At Midnight Castle, Tirac has the smallest pony, Ember, taken to the dungeons, and uses the Rainbow of Darkness to turn the other three ponies Scorpan captured into dragons. He tells Scorpan to bring him a fourth pony by midnight, threatening to behead his friend, Spike, the baby dragon.

Megan, Firefly, and the ponies Applejack, Twilight, and Bow Tie go to see the Moochick, who has magic powers and might know how to defeat Tirac. On the way, Applejack falls off a bridge into the river and Megan jumps after her, from which they are rescued by the Sea Ponies, who tell them to call on them if they need help again. Megan and the ponies find the Moochick, who says that to defeat Tirac they must take away his Rainbow of Darkness, which gives him his power. He also gives them the Rainbow of Light, which can help defeat Tirac.

Arriving at Midnight Castle, Megan and the ponies cross the moat of raging water with help from the Sea Ponies. Meanwhile, Scorpan fails to get a fourth pony for Tirac, who threatens Spike again. Scorpan releases Spike and Ember from the dungeons. Applejack is captured by Tirac, who turns her into a dragon. Scorpan enters, attacks Tirac's guards, and runs outside with Megan and the ponies. With four corrupted ponies, Tirac rides his Chariot of Darkness. Tirac defeats Scorpan, nearly killing him, while Megan rides Firefly and knocks the Rainbow of Darkness out of Tirac's hand. The ponies fight Tirac's guards over the Rainbow of Darkness, but in the end, Tirac gets it back. Megan unleashes the Rainbow of Light, which is actually very small and does nothing at first. Tirac uses the Rainbow of Darkness on the Rainbow of Light, which fights back, overpowers the Rainbow of Darkness, and destroys Tirac. Everything Tirac transformed with the Rainbow of Darkness is restored to its original state, including the ponies and Scorpan, whose original form is a human prince. Spike, however, has always been a dragon.
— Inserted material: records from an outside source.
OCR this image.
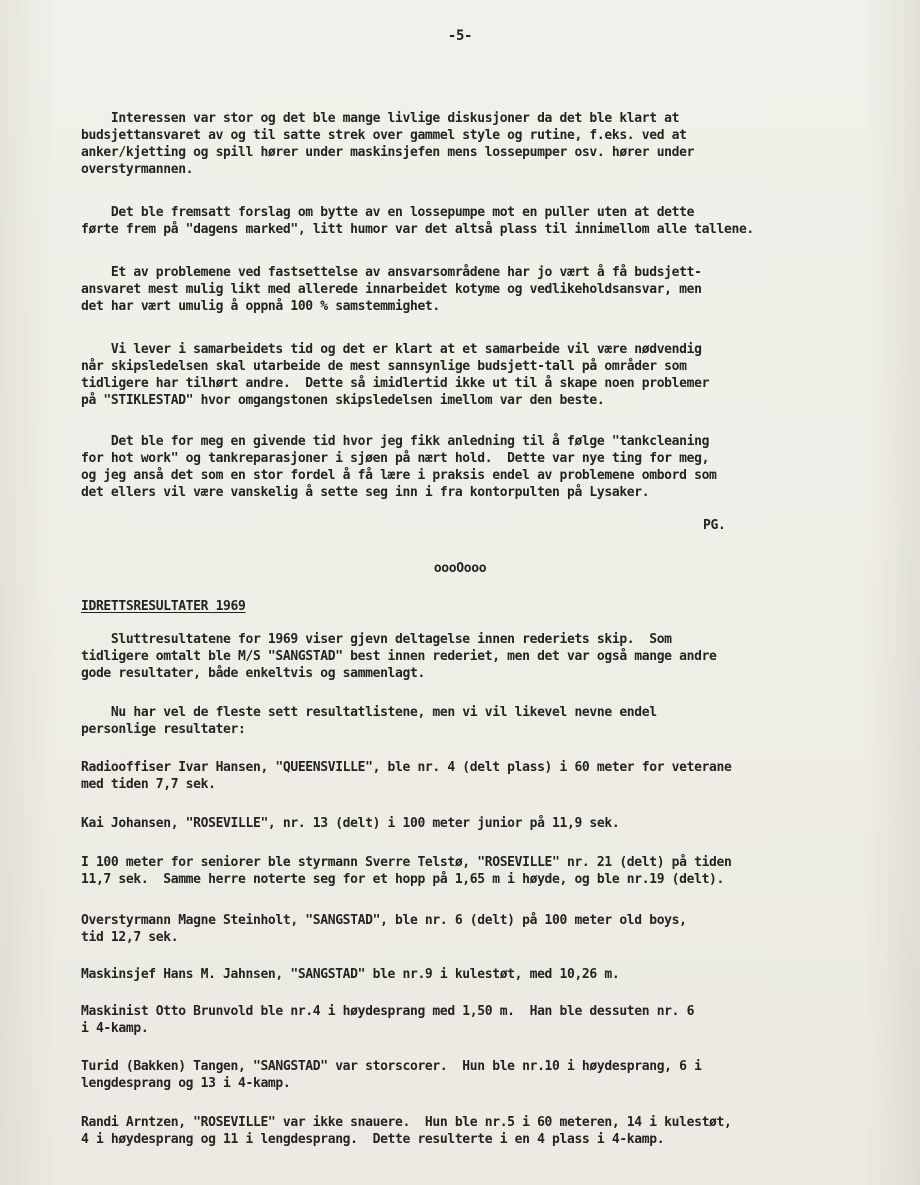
-5-

Interessen var stor og det ble mange livlige diskusjoner da det ble klart at
budsjettansvaret av og til satte strek over gammel style og rutine, f.eks. ved at
anker/kjetting og spill hører under maskinsjefen mens lossepumper osv. hører under
overstyrmannen.

Det ble fremsatt forslag om bytte av en lossepumpe mot en puller uten at dette
førte frem på "dagens marked", litt humor var det altså plass til innimellom alle tallene.

Et av problemene ved fastsettelse av ansvarsområdene har jo vært å få budsjett-
ansvaret mest mulig likt med allerede innarbeidet kotyme og vedlikeholdsansvar, men
det har vært umulig å oppnå 100 % samstemmighet.

Vi lever i samarbeidets tid og det er klart at et samarbeide vil være nødvendig
når skipsledelsen skal utarbeide de mest sannsynlige budsjett-tall på områder som
tidligere har tilhørt andre.  Dette så imidlertid ikke ut til å skape noen problemer
på "STIKLESTAD" hvor omgangstonen skipsledelsen imellom var den beste.

Det ble for meg en givende tid hvor jeg fikk anledning til å følge "tankcleaning
for hot work" og tankreparasjoner i sjøen på nært hold.  Dette var nye ting for meg,
og jeg anså det som en stor fordel å få lære i praksis endel av problemene ombord som
det ellers vil være vanskelig å sette seg inn i fra kontorpulten på Lysaker.

PG.
oooOooo
IDRETTSRESULTATER 1969

Sluttresultatene for 1969 viser gjevn deltagelse innen rederiets skip.  Som
tidligere omtalt ble M/S "SANGSTAD" best innen rederiet, men det var også mange andre
gode resultater, både enkeltvis og sammenlagt.

Nu har vel de fleste sett resultatlistene, men vi vil likevel nevne endel
personlige resultater:

Radiooffiser Ivar Hansen, "QUEENSVILLE", ble nr. 4 (delt plass) i 60 meter for veterane
med tiden 7,7 sek.

Kai Johansen, "ROSEVILLE", nr. 13 (delt) i 100 meter junior på 11,9 sek.

I 100 meter for seniorer ble styrmann Sverre Telstø, "ROSEVILLE" nr. 21 (delt) på tiden
11,7 sek.  Samme herre noterte seg for et hopp på 1,65 m i høyde, og ble nr.19 (delt).

Overstyrmann Magne Steinholt, "SANGSTAD", ble nr. 6 (delt) på 100 meter old boys,
tid 12,7 sek.

Maskinsjef Hans M. Jahnsen, "SANGSTAD" ble nr.9 i kulestøt, med 10,26 m.

Maskinist Otto Brunvold ble nr.4 i høydesprang med 1,50 m.  Han ble dessuten nr. 6
i 4-kamp.

Turid (Bakken) Tangen, "SANGSTAD" var storscorer.  Hun ble nr.10 i høydesprang, 6 i
lengdesprang og 13 i 4-kamp.

Randi Arntzen, "ROSEVILLE" var ikke snauere.  Hun ble nr.5 i 60 meteren, 14 i kulestøt,
4 i høydesprang og 11 i lengdesprang.  Dette resulterte i en 4 plass i 4-kamp.
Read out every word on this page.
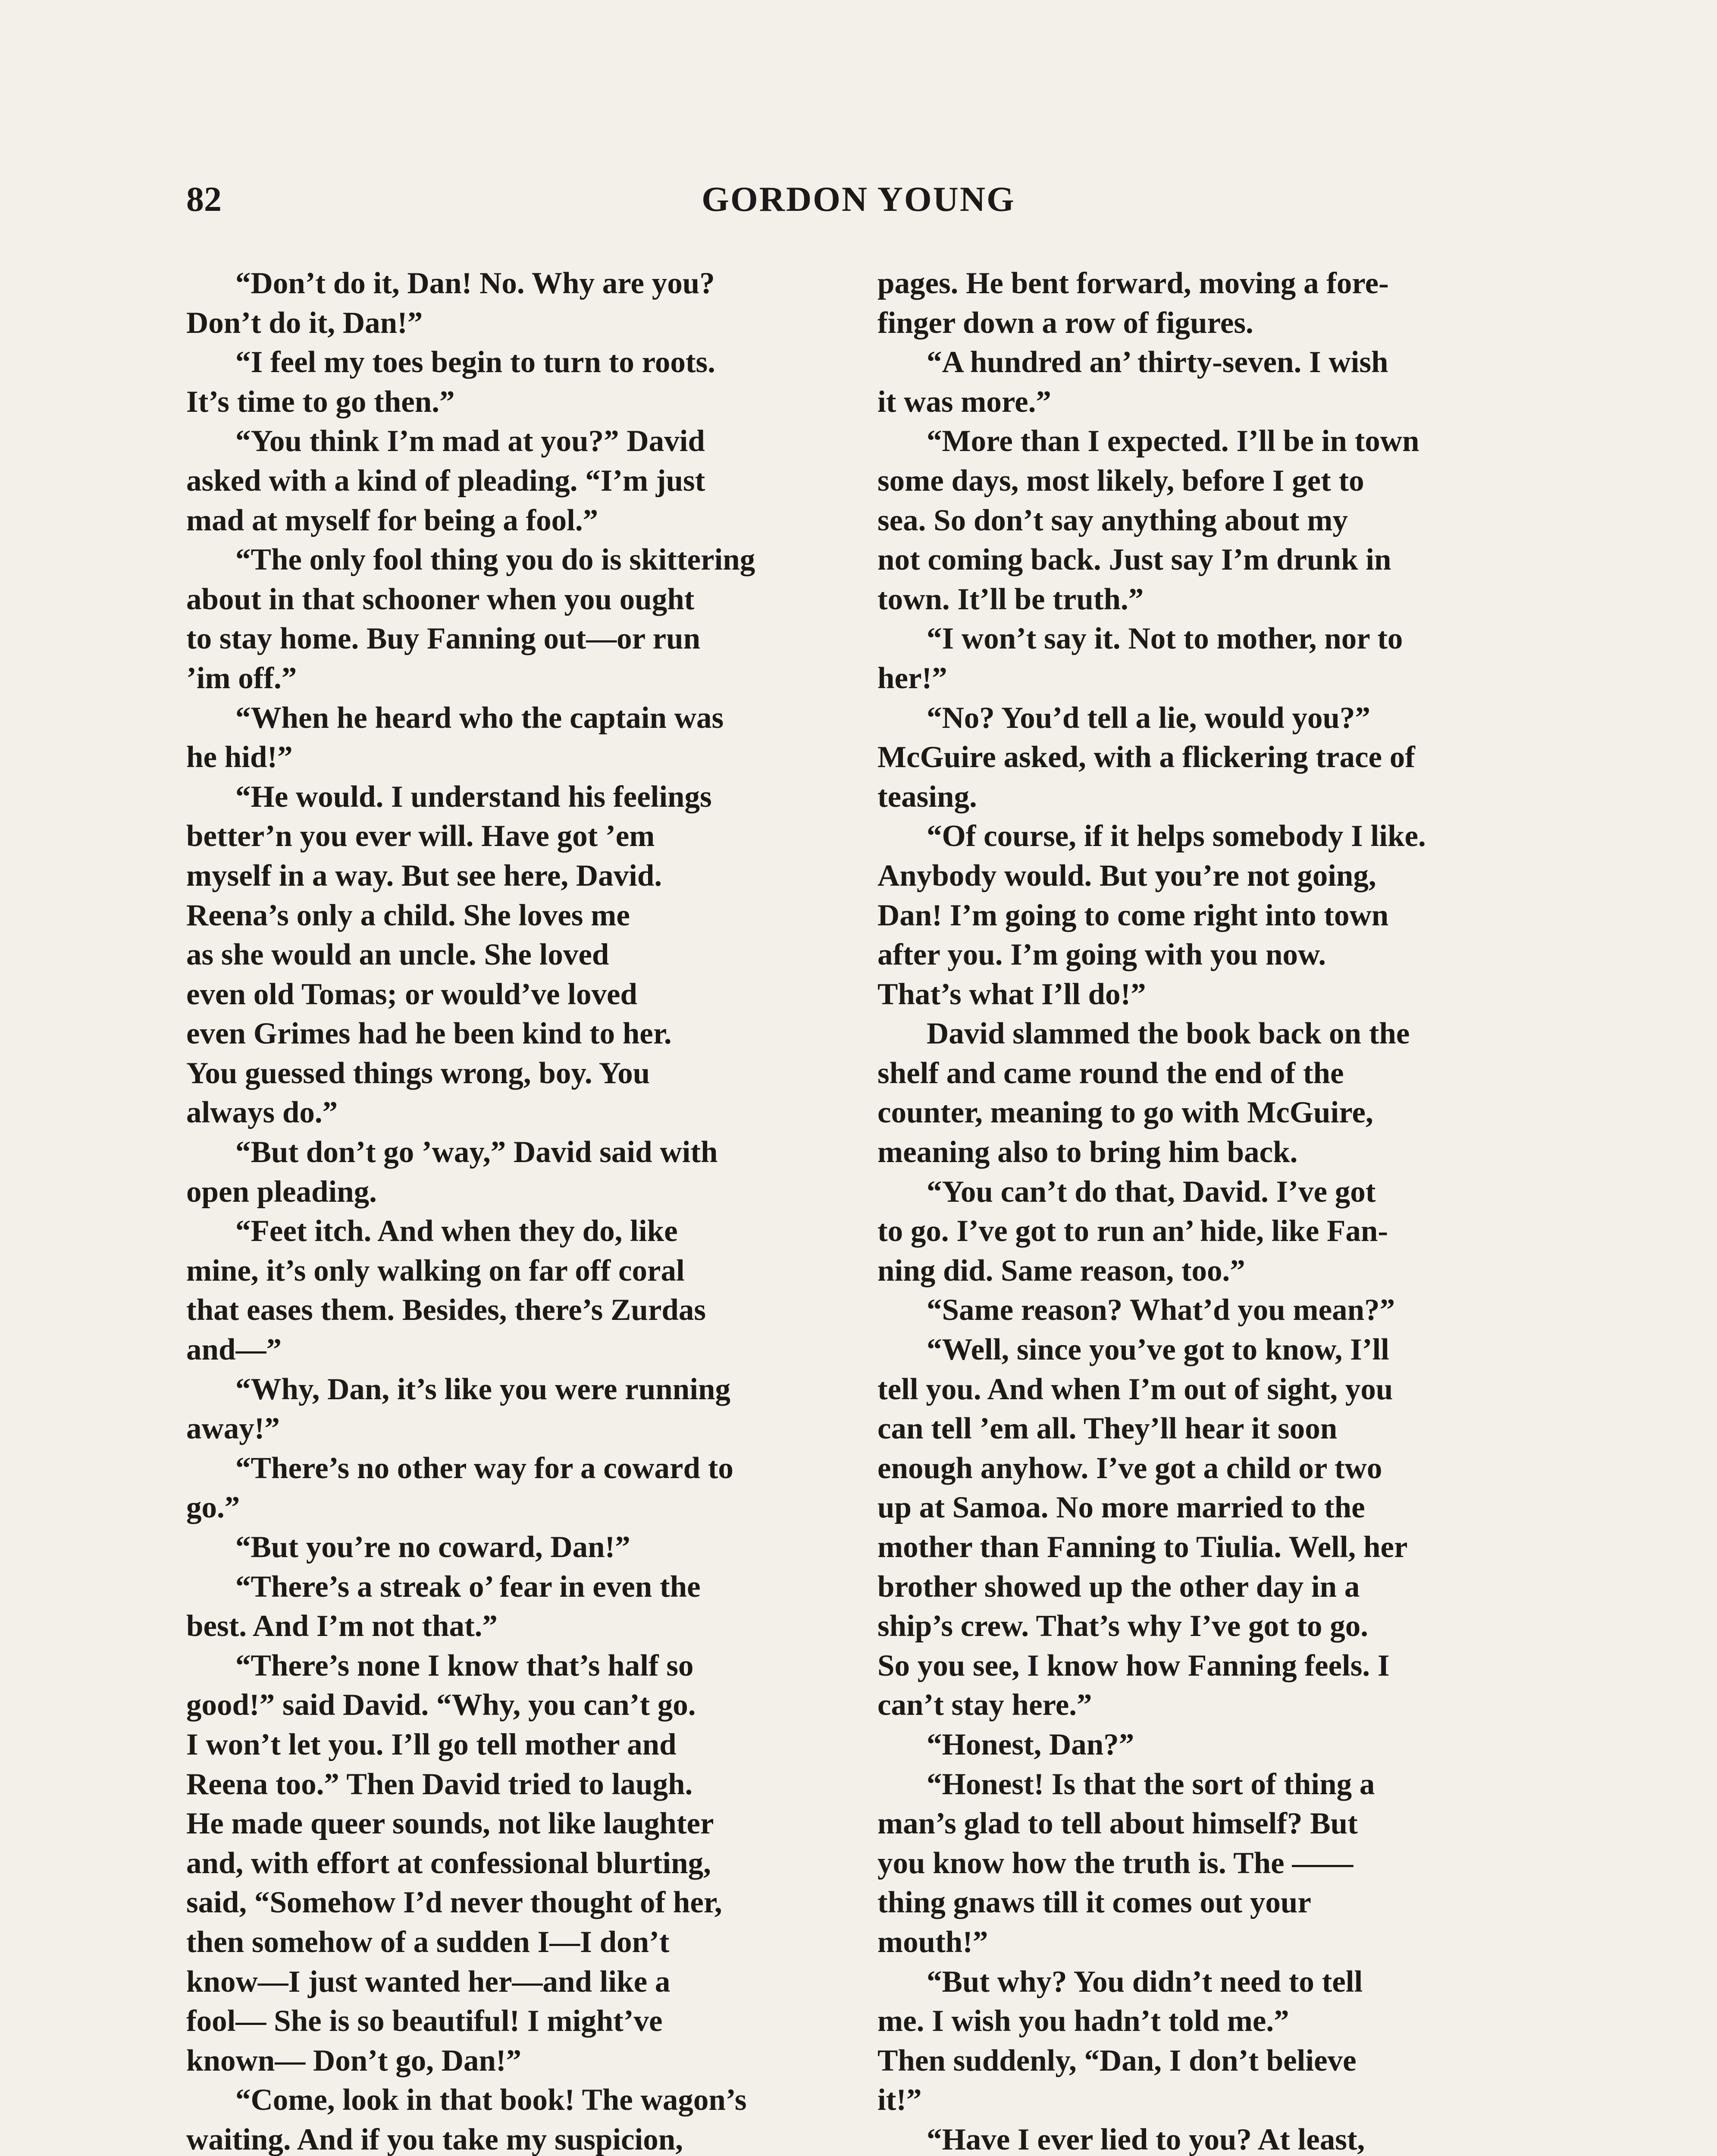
82	GORDON YOUNG

“Don’t do it, Dan! No. Why are you?
Don’t do it, Dan!”

“I feel my toes begin to turn to roots.
It’s time to go then.”

“You think I’m mad at you?” David
asked with a kind of pleading. “I’m just
mad at myself for being a fool.”

“The only fool thing you do is skittering
about in that schooner when you ought
to stay home. Buy Fanning out—or run
’im off.”

“When he heard who the captain was
he hid!”

“He would. I understand his feelings
better’n you ever will. Have got ’em
myself in a way. But see here, David.
Reena’s only a child. She loves me
as she would an uncle. She loved
even old Tomas; or would’ve loved
even Grimes had he been kind to her.
You guessed things wrong, boy. You
always do.”

“But don’t go ’way,” David said with
open pleading.

“Feet itch. And when they do, like
mine, it’s only walking on far off coral
that eases them. Besides, there’s Zurdas
and—”

“Why, Dan, it’s like you were running
away!”

“There’s no other way for a coward to
go.”

“But you’re no coward, Dan!”

“There’s a streak o’ fear in even the
best. And I’m not that.”

“There’s none I know that’s half so
good!” said David. “Why, you can’t go.
I won’t let you. I’ll go tell mother and
Reena too.” Then David tried to laugh.
He made queer sounds, not like laughter
and, with effort at confessional blurting,
said, “Somehow I’d never thought of her,
then somehow of a sudden I—I don’t
know—I just wanted her—and like a
fool— She is so beautiful! I might’ve
known— Don’t go, Dan!”

“Come, look in that book! The wagon’s
waiting. And if you take my suspicion,

pages. He bent forward, moving a fore-
finger down a row of figures.

“A hundred an’ thirty-seven. I wish
it was more.”

“More than I expected. I’ll be in town
some days, most likely, before I get to
sea. So don’t say anything about my
not coming back. Just say I’m drunk in
town. It’ll be truth.”

“I won’t say it. Not to mother, nor to
her!”

“No? You’d tell a lie, would you?”
McGuire asked, with a flickering trace of
teasing.

“Of course, if it helps somebody I like.
Anybody would. But you’re not going,
Dan! I’m going to come right into town
after you. I’m going with you now.
That’s what I’ll do!”

David slammed the book back on the
shelf and came round the end of the
counter, meaning to go with McGuire,
meaning also to bring him back.

“You can’t do that, David. I’ve got
to go. I’ve got to run an’ hide, like Fan-
ning did. Same reason, too.”

“Same reason? What’d you mean?”

“Well, since you’ve got to know, I’ll
tell you. And when I’m out of sight, you
can tell ’em all. They’ll hear it soon
enough anyhow. I’ve got a child or two
up at Samoa. No more married to the
mother than Fanning to Tiulia. Well, her
brother showed up the other day in a
ship’s crew. That’s why I’ve got to go.
So you see, I know how Fanning feels. I
can’t stay here.”

“Honest, Dan?”

“Honest! Is that the sort of thing a
man’s glad to tell about himself? But
you know how the truth is. The ——
thing gnaws till it comes out your
mouth!”

“But why? You didn’t need to tell
me. I wish you hadn’t told me.”
Then suddenly, “Dan, I don’t believe
it!”

“Have I ever lied to you? At least,
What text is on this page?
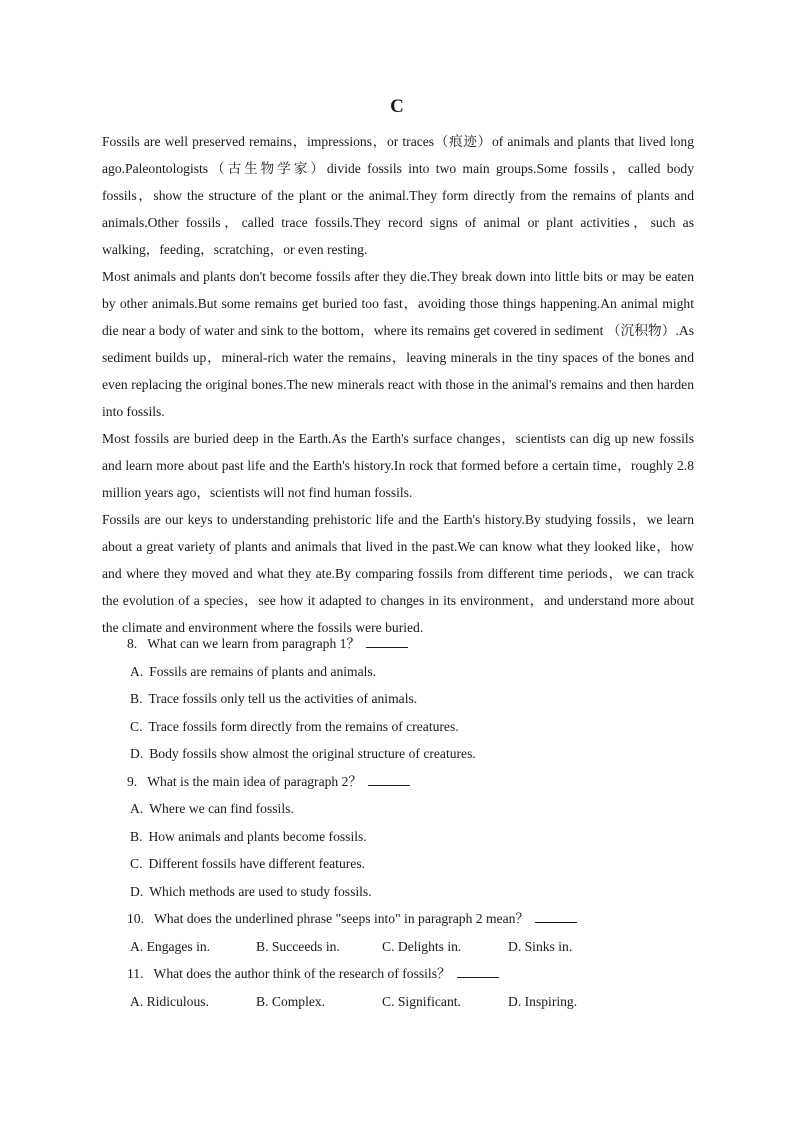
C

Fossils are well preserved remains，impressions，or traces（痕迹）of animals and plants that lived long ago.Paleontologists（古生物学家）divide fossils into two main groups.Some fossils，called body fossils，show the structure of the plant or the animal.They form directly from the remains of plants and animals.Other fossils，called trace fossils.They record signs of animal or plant activities，such as walking，feeding，scratching，or even resting.

Most animals and plants don't become fossils after they die.They break down into little bits or may be eaten by other animals.But some remains get buried too fast，avoiding those things happening.An animal might die near a body of water and sink to the bottom，where its remains get covered in sediment （沉积物）.As sediment builds up，mineral-rich water the remains，leaving minerals in the tiny spaces of the bones and even replacing the original bones.The new minerals react with those in the animal's remains and then harden into fossils.

Most fossils are buried deep in the Earth.As the Earth's surface changes，scientists can dig up new fossils and learn more about past life and the Earth's history.In rock that formed before a certain time，roughly 2.8 million years ago，scientists will not find human fossils.

Fossils are our keys to understanding prehistoric life and the Earth's history.By studying fossils，we learn about a great variety of plants and animals that lived in the past.We can know what they looked like，how and where they moved and what they ate.By comparing fossils from different time periods，we can track the evolution of a species，see how it adapted to changes in its environment，and understand more about the climate and environment where the fossils were buried.

8. What can we learn from paragraph 1？
A. Fossils are remains of plants and animals.
B. Trace fossils only tell us the activities of animals.
C. Trace fossils form directly from the remains of creatures.
D. Body fossils show almost the original structure of creatures.
9. What is the main idea of paragraph 2？
A. Where we can find fossils.
B. How animals and plants become fossils.
C. Different fossils have different features.
D. Which methods are used to study fossils.
10. What does the underlined phrase "seeps into" in paragraph 2 mean？
A. Engages in.	B. Succeeds in.	C. Delights in.	D. Sinks in.
11. What does the author think of the research of fossils？
A. Ridiculous.	B. Complex.	C. Significant.	D. Inspiring.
As the credits roll, Firefly carries Megan back home where she hugs her own pony, T.J.

== Voice cast ==
- Sandy Duncan as Firefly, Medley
- Tony Randall as The Moochick
- Charlie Adler as Spike
- Tammy Amerson as Megan
- Fran Brill as Applejack
- Victor Caroli as Tirac
- Laura Dean as Twilight, Bow Tie and Cotton Candy
- Carol Goodheart
- Lani Groves as Wavedancer
- Yolanda Brica Lee Lewis
- Lynne Lipton as Ember
- Ullanda McCullough as Seawinkle
- Gerrianne Raphael as Sealight
- Ron Taylor as Scorpan/The Prince

== Musical numbers ==
1. "My Little Pony Opening Chorus"
2. "Dancing On Air" - Firefly and Megan (sung by Sandy Duncan and Tammy Amerson)
3. "Call Upon the Sea Ponies" - Sea Ponies (sung by Ullanda McCullough, Lani Groves, and Gerriane Raphael)
4. "Little Piece of Rainbow" - Moochick (sung by Tony Randall)
5. "My Little Pony Closing Chorus"

== Impact ==
=== My Little Pony 'n Friends airing ===
The special was edited into a two part episode of My Little Pony 'n Friends television series and re-titled "Escape from Midnight Castle". The opening animated sequence with narrated voice-actor credits, as well as its end credits, were removed and replaced with the standard 1986 TV series opening/closing. Also omitted is the two and a half-minute animated musical number "Little Piece of Rainbow", sung by Tony Randall. The episode aired at the end of the TV show's first season, in November 1986. A similar edit was done to the follow-up 1985 TV special, Escape from Catrina, which aired at the end of the second season as "Escape from Katrina".

=== Inspiration for Friendship Is Magic ===
Lauren Faust got much inspiration for My Little Pony: Friendship Is Magic from this special, and the 1986 television series. She gave similar personalities to the new generation of ponies from the older series and specials, making them live on for a new generation. Tirac, renamed as Tirek, also appears in the series as a major antagonist, introduced in the two-part season 4 finale "Twilight's Kingdom" with a cameo appearance by Scorpan in the flashback sequence.